Komşularının kapının önünde oturup nakış işlediklerini gördüğünde hafifçe eğilerek anneleri Bayan Q'yu selamladı.
"Tunique, Celine, Doa, Bee. Ne duyduğuma inanamayacaksınız! Düşes'in kızı evleniyormuş!"
Dört genç kız, heyecanla arkadaşlarına baktılar. "Çok zengin birisi olduğunu söylüyorlar." dedi Doa. "Komşu ülkelerin birinin prensiymiş!" dedi Celine. "Kuzeniymiş. Böyle 18. yüzyıl hikayelerinde hep kuzenleriyle evlenirler." dedi Tunique.
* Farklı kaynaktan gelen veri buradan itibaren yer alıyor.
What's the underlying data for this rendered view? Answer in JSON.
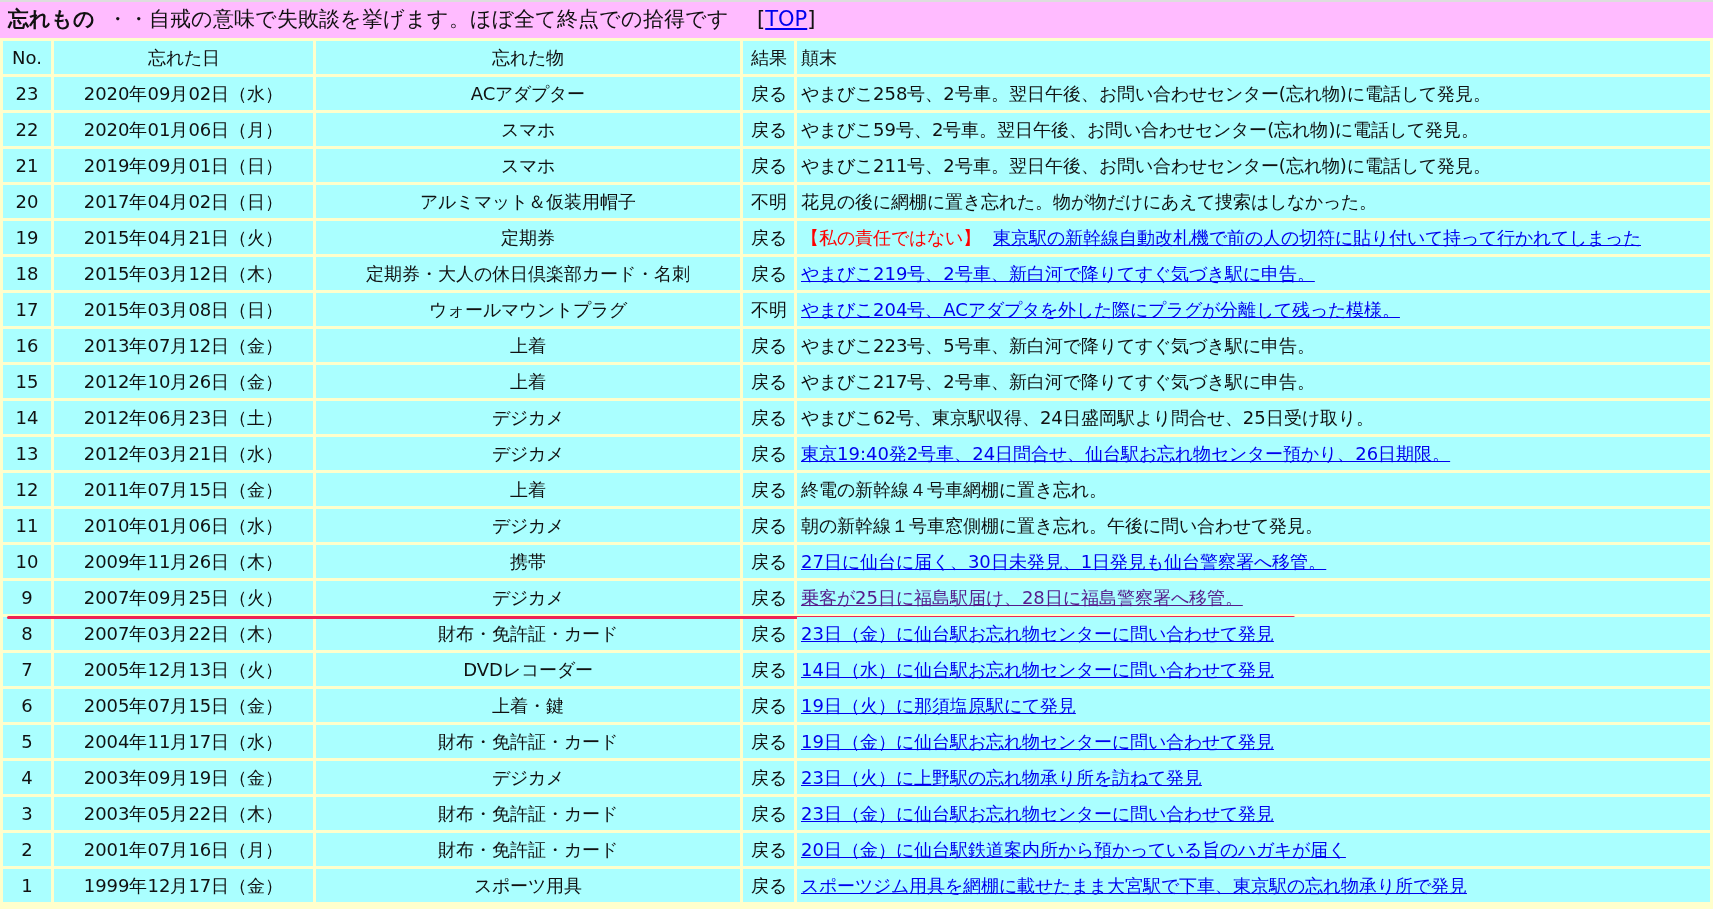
{
  "header": {
    "title": "忘れもの",
    "description": "・・自戒の意味で失敗談を挙げます。ほぼ全て終点での拾得です",
    "top_link": {
      "open": "[",
      "label": "TOP",
      "close": "]"
    }
  },
  "table": {
    "columns": [
      "No.",
      "忘れた日",
      "忘れた物",
      "結果",
      "顛末"
    ],
    "rows": [
      {
        "no": "23",
        "date": "2020年09月02日（水）",
        "item": "ACアダプター",
        "result": "戻る",
        "remarks": [
          {
            "kind": "text",
            "text": "やまびこ258号、2号車。翌日午後、お問い合わせセンター(忘れ物)に電話して発見。"
          }
        ]
      },
      {
        "no": "22",
        "date": "2020年01月06日（月）",
        "item": "スマホ",
        "result": "戻る",
        "remarks": [
          {
            "kind": "text",
            "text": "やまびこ59号、2号車。翌日午後、お問い合わせセンター(忘れ物)に電話して発見。"
          }
        ]
      },
      {
        "no": "21",
        "date": "2019年09月01日（日）",
        "item": "スマホ",
        "result": "戻る",
        "remarks": [
          {
            "kind": "text",
            "text": "やまびこ211号、2号車。翌日午後、お問い合わせセンター(忘れ物)に電話して発見。"
          }
        ]
      },
      {
        "no": "20",
        "date": "2017年04月02日（日）",
        "item": "アルミマット＆仮装用帽子",
        "result": "不明",
        "remarks": [
          {
            "kind": "text",
            "text": "花見の後に網棚に置き忘れた。物が物だけにあえて捜索はしなかった。"
          }
        ]
      },
      {
        "no": "19",
        "date": "2015年04月21日（火）",
        "item": "定期券",
        "result": "戻る",
        "remarks": [
          {
            "kind": "note",
            "text": "【私の責任ではない】"
          },
          {
            "kind": "link",
            "text": "東京駅の新幹線自動改札機で前の人の切符に貼り付いて持って行かれてしまった"
          }
        ]
      },
      {
        "no": "18",
        "date": "2015年03月12日（木）",
        "item": "定期券・大人の休日倶楽部カード・名刺",
        "result": "戻る",
        "remarks": [
          {
            "kind": "link",
            "text": "やまびこ219号、2号車、新白河で降りてすぐ気づき駅に申告。"
          }
        ]
      },
      {
        "no": "17",
        "date": "2015年03月08日（日）",
        "item": "ウォールマウントプラグ",
        "result": "不明",
        "remarks": [
          {
            "kind": "link",
            "text": "やまびこ204号、ACアダプタを外した際にプラグが分離して残った模様。"
          }
        ]
      },
      {
        "no": "16",
        "date": "2013年07月12日（金）",
        "item": "上着",
        "result": "戻る",
        "remarks": [
          {
            "kind": "text",
            "text": "やまびこ223号、5号車、新白河で降りてすぐ気づき駅に申告。"
          }
        ]
      },
      {
        "no": "15",
        "date": "2012年10月26日（金）",
        "item": "上着",
        "result": "戻る",
        "remarks": [
          {
            "kind": "text",
            "text": "やまびこ217号、2号車、新白河で降りてすぐ気づき駅に申告。"
          }
        ]
      },
      {
        "no": "14",
        "date": "2012年06月23日（土）",
        "item": "デジカメ",
        "result": "戻る",
        "remarks": [
          {
            "kind": "text",
            "text": "やまびこ62号、東京駅収得、24日盛岡駅より問合せ、25日受け取り。"
          }
        ]
      },
      {
        "no": "13",
        "date": "2012年03月21日（水）",
        "item": "デジカメ",
        "result": "戻る",
        "remarks": [
          {
            "kind": "link",
            "text": "東京19:40発2号車、24日問合せ、仙台駅お忘れ物センター預かり、26日期限。"
          }
        ]
      },
      {
        "no": "12",
        "date": "2011年07月15日（金）",
        "item": "上着",
        "result": "戻る",
        "remarks": [
          {
            "kind": "text",
            "text": "終電の新幹線４号車網棚に置き忘れ。"
          }
        ]
      },
      {
        "no": "11",
        "date": "2010年01月06日（水）",
        "item": "デジカメ",
        "result": "戻る",
        "remarks": [
          {
            "kind": "text",
            "text": "朝の新幹線１号車窓側棚に置き忘れ。午後に問い合わせて発見。"
          }
        ]
      },
      {
        "no": "10",
        "date": "2009年11月26日（木）",
        "item": "携帯",
        "result": "戻る",
        "remarks": [
          {
            "kind": "link",
            "text": "27日に仙台に届く、30日未発見、1日発見も仙台警察署へ移管。"
          }
        ]
      },
      {
        "no": "9",
        "date": "2007年09月25日（火）",
        "item": "デジカメ",
        "result": "戻る",
        "divider_below": true,
        "remarks": [
          {
            "kind": "visited_link",
            "text": "乗客が25日に福島駅届け、28日に福島警察署へ移管。"
          }
        ]
      },
      {
        "no": "8",
        "date": "2007年03月22日（木）",
        "item": "財布・免許証・カード",
        "result": "戻る",
        "remarks": [
          {
            "kind": "link",
            "text": "23日（金）に仙台駅お忘れ物センターに問い合わせて発見"
          }
        ]
      },
      {
        "no": "7",
        "date": "2005年12月13日（火）",
        "item": "DVDレコーダー",
        "result": "戻る",
        "remarks": [
          {
            "kind": "link",
            "text": "14日（水）に仙台駅お忘れ物センターに問い合わせて発見"
          }
        ]
      },
      {
        "no": "6",
        "date": "2005年07月15日（金）",
        "item": "上着・鍵",
        "result": "戻る",
        "remarks": [
          {
            "kind": "link",
            "text": "19日（火）に那須塩原駅にて発見"
          }
        ]
      },
      {
        "no": "5",
        "date": "2004年11月17日（水）",
        "item": "財布・免許証・カード",
        "result": "戻る",
        "remarks": [
          {
            "kind": "link",
            "text": "19日（金）に仙台駅お忘れ物センターに問い合わせて発見"
          }
        ]
      },
      {
        "no": "4",
        "date": "2003年09月19日（金）",
        "item": "デジカメ",
        "result": "戻る",
        "remarks": [
          {
            "kind": "link",
            "text": "23日（火）に上野駅の忘れ物承り所を訪ねて発見"
          }
        ]
      },
      {
        "no": "3",
        "date": "2003年05月22日（木）",
        "item": "財布・免許証・カード",
        "result": "戻る",
        "remarks": [
          {
            "kind": "link",
            "text": "23日（金）に仙台駅お忘れ物センターに問い合わせて発見"
          }
        ]
      },
      {
        "no": "2",
        "date": "2001年07月16日（月）",
        "item": "財布・免許証・カード",
        "result": "戻る",
        "remarks": [
          {
            "kind": "link",
            "text": "20日（金）に仙台駅鉄道案内所から預かっている旨のハガキが届く"
          }
        ]
      },
      {
        "no": "1",
        "date": "1999年12月17日（金）",
        "item": "スポーツ用具",
        "result": "戻る",
        "remarks": [
          {
            "kind": "link",
            "text": "スポーツジム用具を網棚に載せたまま大宮駅で下車、東京駅の忘れ物承り所で発見"
          }
        ]
      }
    ]
  }
}
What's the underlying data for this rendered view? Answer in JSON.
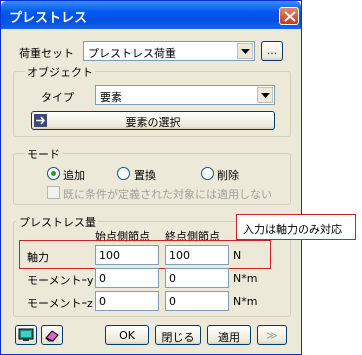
{
  "window": {
    "title": "プレストレス"
  },
  "load_set": {
    "label": "荷重セット",
    "value": "プレストレス荷重",
    "browse_label": "..."
  },
  "object_group": {
    "title": "オブジェクト",
    "type_label": "タイプ",
    "type_value": "要素",
    "select_button": "要素の選択"
  },
  "mode_group": {
    "title": "モード",
    "options": [
      "追加",
      "置換",
      "削除"
    ],
    "selected": "追加",
    "checkbox_label": "既に条件が定義された対象には適用しない"
  },
  "prestress_group": {
    "title": "プレストレス量",
    "col_start": "始点側節点",
    "col_end": "終点側節点",
    "rows": [
      {
        "label": "軸力",
        "start": "100",
        "end": "100",
        "unit": "N"
      },
      {
        "label": "モーメントｰy",
        "start": "0",
        "end": "0",
        "unit": "N*m"
      },
      {
        "label": "モーメントｰz",
        "start": "0",
        "end": "0",
        "unit": "N*m"
      }
    ]
  },
  "buttons": {
    "ok": "OK",
    "close": "閉じる",
    "apply": "適用",
    "expand": "≫"
  },
  "annotation": {
    "text": "入力は軸力のみ対応"
  },
  "colors": {
    "titlebar": "#0058ee",
    "window_bg": "#ece9d8",
    "annotation_border": "#cc2222"
  }
}
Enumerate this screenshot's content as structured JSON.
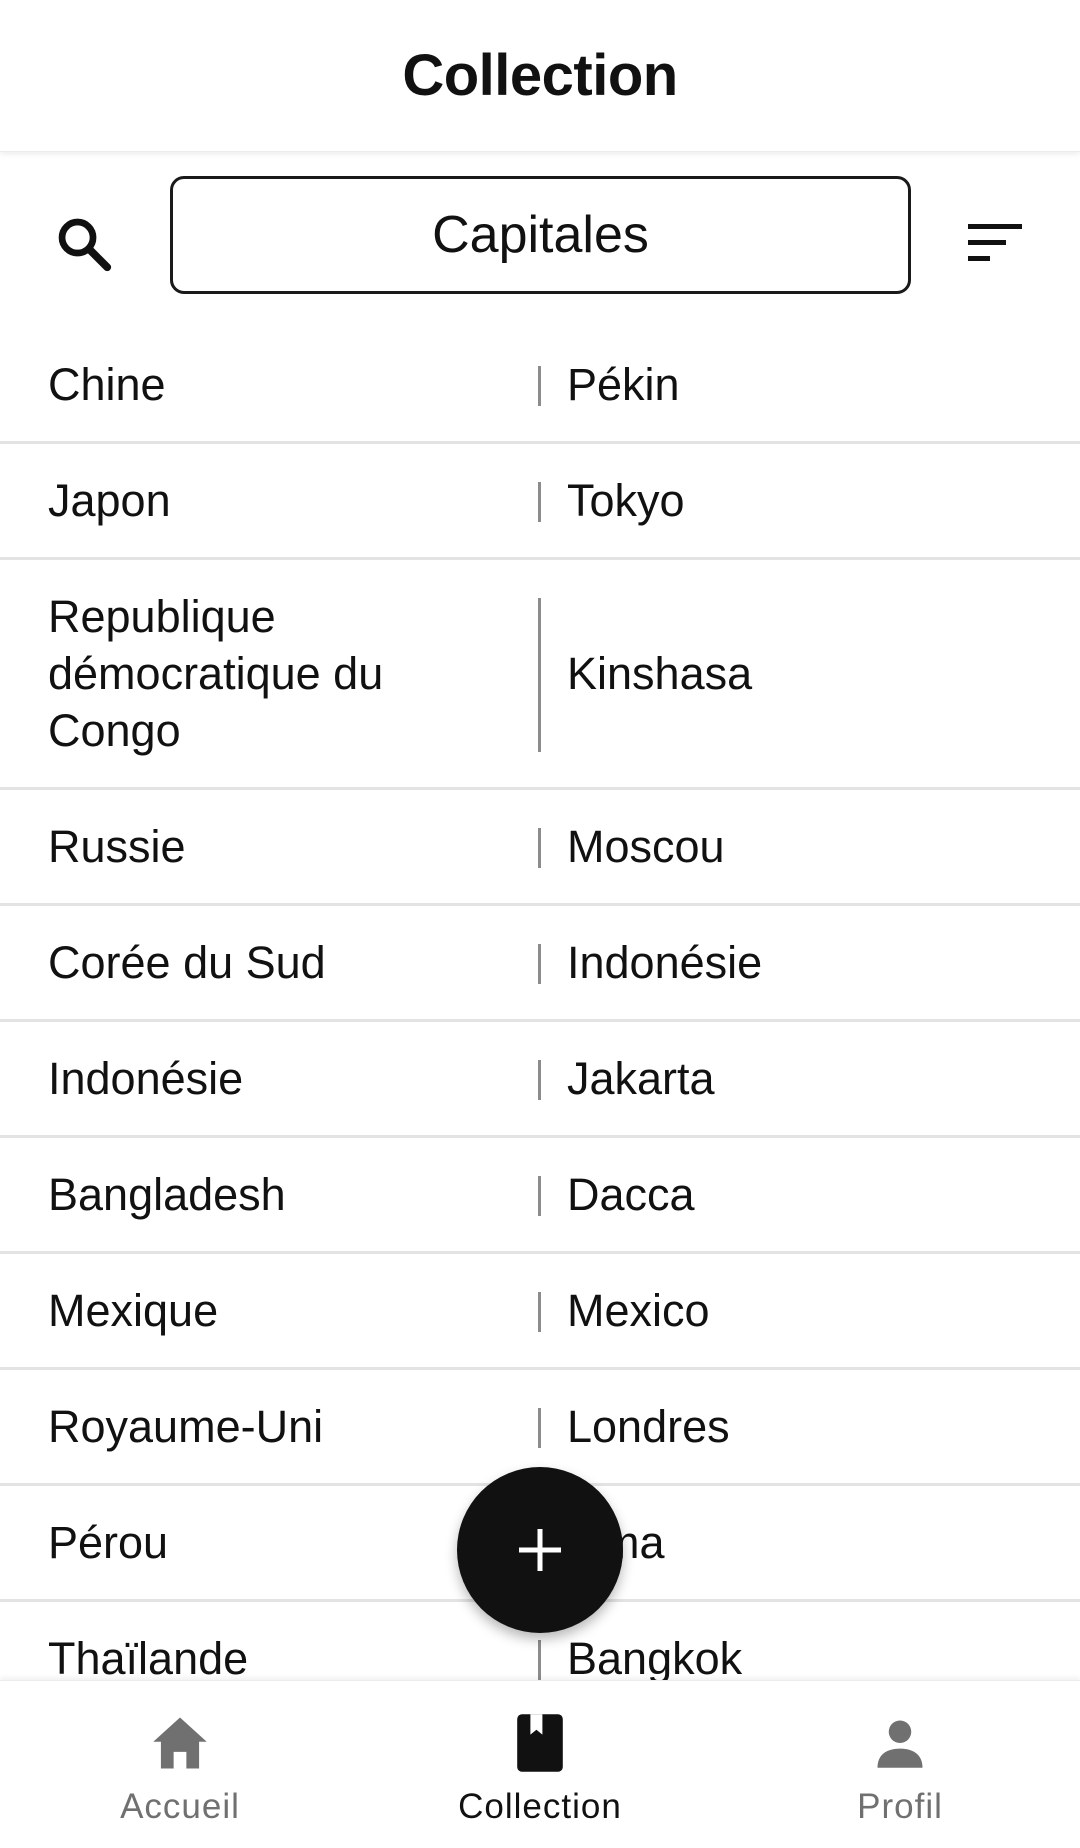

Bee'ninse farklı bir fikri vardı. "Üzgünüm saygıdeğer kardeşlerim ama sizinle aynı fikirde değilim. Hatta oldukça eminim ki, Düşes'in kızının evleneceği kişi, 21. yüzyıldan zaman makinesiyle günümüze gelmiş 1D üyesi Harry Styles!"
Maara, arkadaşına bakıp "Bee'ciğim iyi misin acaba? Biraz hasta görünüyorsun?" diye sordu. Bee, sürekli ders çalıştığı için kasabadakiler ona cin kaçtığını ya da tıp okuduğunu düşünmeye başlamışlardı. Anneleri ikisinin de aynı şey olduğunu iddia ediyordu.
Bee'nin cevabını beklemeden devam etti. "Düğünden önce kocaman bir balo olacakmış, damadın arkadaşları da geleceklermiş. Bir sürü zengin ve yakışıklı adam burada olacak!" Maara bütün heyecanını arkadaşlarıyla paylaşırken kasabadaki onlarca kız da aynısını yapıyordu.
Düşes'in göz kamaştırıcı malikanesindeyse her şey çok farklıydı.
"Ağlama lütfen Elifabeth! Daha onunla tanışmadın bile..." dedi Idea, ablası Elifabeth'e sarılırken. Annelerinin bir anda verdiği bencil karar sonucu Elifabeth, çok zengin ve yakışıklı bir adamla evlenmek zorunda kalmıştı. "Idea, canım kardeşim, ben sadece annemize inanamıyorum. Beni resmen çok zengin ve yakışıklı biriyle evlenmeye zorluyor! Peki ya bu Harold isimli hiç tanımadığım ve görmediğim insanı sevmezsem ne yapacağım! Zengin ve yakışıklı olması, mutlu olmazsam ne işime yarayacak!"
Idea, bir anda ayağa kalktı. "Bir fikrim var!" diye bağırdı. "Seninle kılık değiştirecek ve sana çok benzeyecek bir yoksul terzi kızı bulacağız ve sen gerçek aşkının peşinden giderken yoksul terzi kızı sa prenses olacak."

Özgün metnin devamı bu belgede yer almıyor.